The notion of “sustainable investing” had a bumper year in 2021. Aligning investments with climate goals – no fossil fuel companies, for example – promises a good financial return, while benefiting the planet. But is it too good to be true? I asked Tariq Fancy – CEO of non-profit digital learning charity Rumie and ex-head of sustainable investing for investment company BlackRock. Last year Fancy publicly denounced sustainable investing as a “dangerous placebo that harms the public interest”.
I read a claim recently – from research led by Aviva and Make My Money Matter – that turning your pension “green” is 21 times more powerful in cutting your carbon footprint than stopping flying, becoming vegetarian and moving to a renewable energy provider combined.
That’s ludicrous. Our individual actions reduce real-world emissions. Selling shares in polluting companies does not – it just means someone else buys those shares and owns those emissions.
But sustainable investing must be doing something good?
It is, in specific corners of the market. But those aren’t corners the average person can get into, commonly with pensions. The proof is in the pudding. Green investing has increased massively, yet emissions seem to be increasing alongside it. Since the 1980s, people have been beholden to a narrative that the free market will magically self-correct. But climate change is at its core a market failure, and it requires regulation. Investing in ESG falls into that trap.

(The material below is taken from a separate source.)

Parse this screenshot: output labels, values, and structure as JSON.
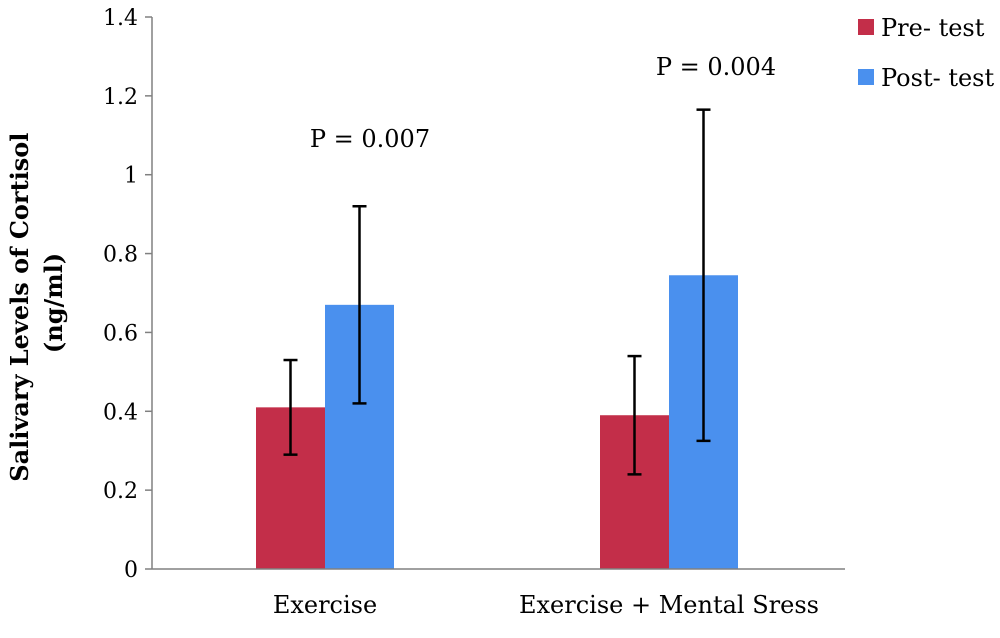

ESG investing – that’s a type of sustainable investing that involves buying shares in companies with a good score for “environmental, social and governance” …
ExxonMobil used to have the same ESG score as Tesla! Because the scores are a mashup of different things. ExxonMobil has good governance and a diverse board, so they’re good on “G” and “S” but terrible on “E”.
So when someone is investing in ethical or sustainable funds, they may find they’re investing in companies they’d be horrified by. How can this be OK?
There hasn’t been any regulation, though increasingly there is in the EU. It’s like organic fruit 30 years ago. If no one polices what it is to be organic, then someone figuring people will pay more will put the organic sticker on.
Tariq, this all sounds a bit evil.
The economy is structured according to what’s profitable. That’s not because people are bad, but the way the system is designed. Fund managers have a legal obligation to focus on maximising profit. And because they’re managing someone else’s money, you don’t want them thinking about values, because everyone has different values.
I see why you’ve said this system is not going to save the planet.
A lot of the theory comes from divestment – that if I no longer own something, I’ll make the world better. But it makes no sense in practice. I’ve met Middle Eastern ethical investors who say, “We’re against drinking, we don’t want to own alcohol companies.” But they didn’t believe that by not owning them they stop people in France drinking wine. As long as something is legal and it makes money, someone will own it. Our greatest power is not as consumers but as voters. Only the government has the power to put a price on carbon, to set vehicle emissions limits and new efficiency standards for buildings. It’s wasting time, too. The eight-year-old in Bangladesh who has no carbon footprint is going to bear the brunt while Wall Street kicks the can down the road. It’s morally unconscionable.